Sei Bewahrer des Lachens,
bewahre des Lebens Heiterkeit.
Und bedenke auch dies:
Es hat seine Gründe,
dass die Stadt dich verstieß.“
Und er gedachte des zweiten Tages auf dem Lager, des Sommers drückende Schwüle ringsum, so fremd ihm die Welt. So ferne gerückt in den Schleiern des strömenden Regens. Drückender Dunst legte sich über sein Krankenlager, und die Schmerzen begleiteten ihn. Schwer lastete aller Schmerz auf ihm, regungslos sein Körper auf der Lagerstatt - „Schmerz, das macht, dir rückt die Welt ferne“, klangen die Worte der Jugend in ihm. So tauchte er ein in die beginnende Nacht.
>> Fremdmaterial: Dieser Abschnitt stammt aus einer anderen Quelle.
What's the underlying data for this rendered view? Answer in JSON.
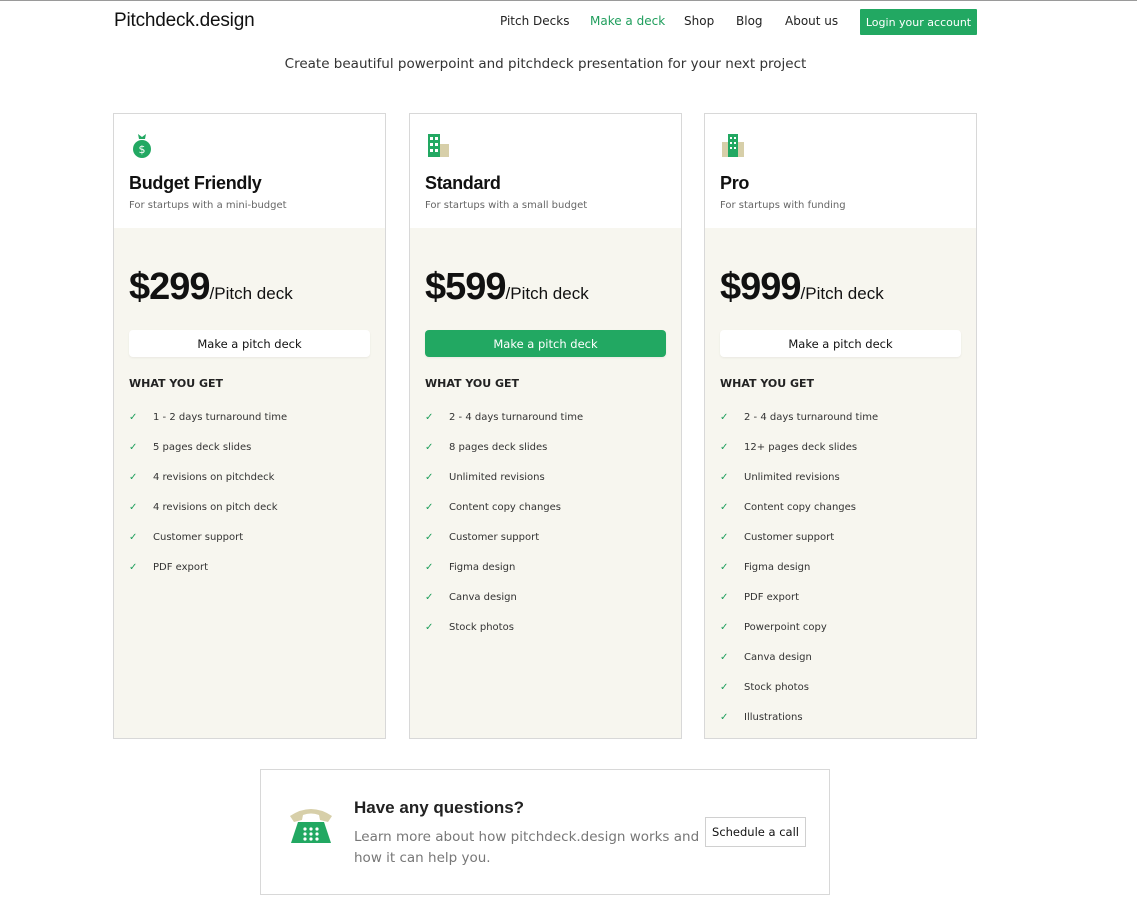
{
  "header": {
    "logo": "Pitchdeck.design",
    "nav": [
      "Pitch Decks",
      "Make a deck",
      "Shop",
      "Blog",
      "About us"
    ],
    "login": "Login your account",
    "accent": "#22a862"
  },
  "subtitle": "Create beautiful powerpoint and pitchdeck presentation for your next project",
  "plans": [
    {
      "icon": "money-bag-icon",
      "title": "Budget Friendly",
      "sub": "For startups with a mini-budget",
      "price": "$299",
      "unit": "/Pitch deck",
      "cta": "Make a pitch deck",
      "what": "WHAT YOU GET",
      "features": [
        "1 - 2 days turnaround time",
        "5 pages deck slides",
        "4 revisions on pitchdeck",
        "4 revisions on pitch deck",
        "Customer support",
        "PDF export"
      ]
    },
    {
      "icon": "buildings-icon",
      "title": "Standard",
      "sub": "For startups with a small budget",
      "price": "$599",
      "unit": "/Pitch deck",
      "cta": "Make a pitch deck",
      "what": "WHAT YOU GET",
      "features": [
        "2 - 4 days turnaround time",
        "8 pages deck slides",
        "Unlimited revisions",
        "Content copy changes",
        "Customer support",
        "Figma design",
        "Canva design",
        "Stock photos"
      ]
    },
    {
      "icon": "office-tower-icon",
      "title": "Pro",
      "sub": "For startups with funding",
      "price": "$999",
      "unit": "/Pitch deck",
      "cta": "Make a pitch deck",
      "what": "WHAT YOU GET",
      "features": [
        "2 - 4 days turnaround time",
        "12+ pages deck slides",
        "Unlimited revisions",
        "Content copy changes",
        "Customer support",
        "Figma design",
        "PDF export",
        "Powerpoint copy",
        "Canva design",
        "Stock photos",
        "Illustrations"
      ]
    }
  ],
  "questions": {
    "title": "Have any questions?",
    "text": "Learn more about how pitchdeck.design works and how it can help you.",
    "button": "Schedule a call"
  }
}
Und es war seine zweite Nacht.
Es war Kalindi, die Nachtweberin, welche ihm die dunklen Träume eingab. Es waren die Träume vom grausamen Krieg, in dessen Bomben die Körper von Kindern zerbarsten unter blutrotem Himmel der kreischenden Raketen, der donnernden Sprengungen, in denen die heimeligen Häuser zerfielen, in denen alle Heimstatt und Heimat verging. Währendessen erstanden sie neu, die dunklen Kommandos, deren Krieger Totenköpfe am Revers führten, und die dunklen Kommandos, sie zogen durch seine Träume. Es gab keinen Ausweg, denn den Tod.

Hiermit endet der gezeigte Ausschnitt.